From the Series: Sport
There are perhaps few areas of the socio-cultural worlds in which we live that bring out as explicitly as sport received assumptions about gender, ethnicity, social class and a host of other fundamental categories through which we organize our lives. From the spectacular conflation of nationalism and physical prowess (as witnessed, for example, in the just-opened Winter Olympics in a deeply troubled twenty-first-century Russia) to the quotidian work of improving one’s health, perfecting one’s jab, or working on one’s abdominals that the biopolitical order of things that we live in dictates we should engage in, sport brings out all the contradictions of the contemporary world. Gender and sexuality, cross-cut by ethnicity, religious affiliation, and social class, are probably some of the most important aspects of our lives that sport foregrounds. As the young kickboxing Dutch women whose parents or grandparents immigrated, several decades ago, to the Netherlands demonstrate, bodies are sites where assumptions, prejudices, subjectivities and constraints all collide, placing the meaning of gender, religion, and determinative structures of inequality on the table.

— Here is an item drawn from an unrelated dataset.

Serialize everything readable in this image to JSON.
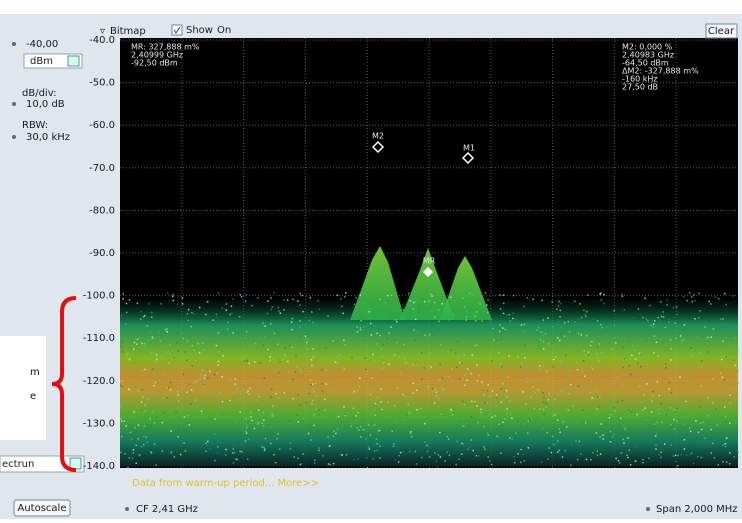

Rana’s fieldwork with young Dutch Muslim women who take up kickboxing and other martial arts confronts important aspects of Dutch and worldwide representations of the intersection of gender and ethnicity, which constructs ethnic femininity as antagonistic to sport and physical activity in general. On the contrary, Rana shows, these young women are very keen to engage in what is widely considered one of the more violent and aggressive forms of exercise, offered to them as a way of “empowering” youthful minority femininity. Yet this interest has the unsettling potential of falling right back into familiar ground: women (of whatever religion or ethnicity) are more interested in self-improvement and beauty than in fighting adversaries; whereas men fight competitors. It is perhaps the sad outcome of lives fighting both the gendered assumptions of conservative immigrant relatives and the deeply racist assumptions of a Dutch mainstream that gender differences in kickboxing practices should have such a familiar ring.
What I find particularly interesting about the gendering of kickboxing training is the way in which it echoes Bourdieu’s analysis of the physical attributes of particular sports in terms of class-based understandings of the body. He compared, for example, sport that involved an “instrumental relation to the body itself which the working classes express in all the practices centred on the body” (“How Can One Be a Sports Fan?” 1999, 438), such as rugby or boxing, with the middle-classness of activities like jogging and gym training, which do things to the body rather than with it, and develop a “body-for-others.” Similarly, in Rana’s fieldwork, men’s kickboxing training centralizes doing things with the body, while women’s training focuses on the body as an end. The transposition of a social class habitus onto a gendered one raises fascinating questions about the intersection of these categories, as well as minority groups’ relationship to the webs of distinction associated with them. Yet the entanglement of the material and the symbolic here is perhaps more complex, and the assumptions we make about how sport may offer progressive possibilities or, on the contrary, only serve to reinforce structural inequalities need to be examined carefully. In what way would an aggressive style of kickboxing offer young Dutch Muslim women “empowerment” possibilities in contrast to the use of the sport for toned abdominals and tight buttocks? Can a shapely body that conforms to mainstream ideals be in fact a way of asserting one’s place in society? Or is a focus on winning a kickboxing match a better way of claiming respect and dignity?
What this and other recent ethnographic works on sport demonstrates is that easily dismissed and trivialized socio-cultural forms like sport in fact constitute “the serious life,” to borrow Émile Durkheim’s celebrated phrase, while also challenging Durkheim’s understanding of where this seriousness is located. Sport can articulate all the tensions of the contemporary world, deepening some inequalities while exposing others. Just like beauty, athletic prowess has the potential of undermining the foundation up on which structural inequalities, such as wealth, pedigree, and race, are based—a fact that is not lost on successful athletes. At the same time, one hopes for a better future, in which sport can become an arena where differences in gender, sexuality, ethnicity, race, and multiple other factors of human difference are put to the test in fundamental ways, much more so than the reactive way in which young Dutch Muslim women kickboxers seem to be going about their practices with the encouragement of their trainers. One hopes for a much more fundamental engagement with Marcel Mauss’ representation of the body as “the first and most natural technical object of man, and at the same time his technical tool” ( 1983, 372). In other words, how is the body the nexus of social subjects’ engagements with structures on different scales? How can the body act as the mediating subject and object that Bourdieu sees in it, a means of collapsing the subjective and the objective? How do sports embody all the contractions of the world in which we live, leaving some aspects of it unchallenged while unsettling others?
Bourdieu, Pierre. 1999. "How Can One Be a Sports Fan?" In The Cultural Studies Reader, edited by Simon During, 427-440. 2nd ed. London: Routledge.
Mauss, Marcel. (1934) 1983. "Les Techniques sur le Corps. In Marcel Mauss: Sociologie et Anthropologie, 145-279. Paris: Presses universitaires de France.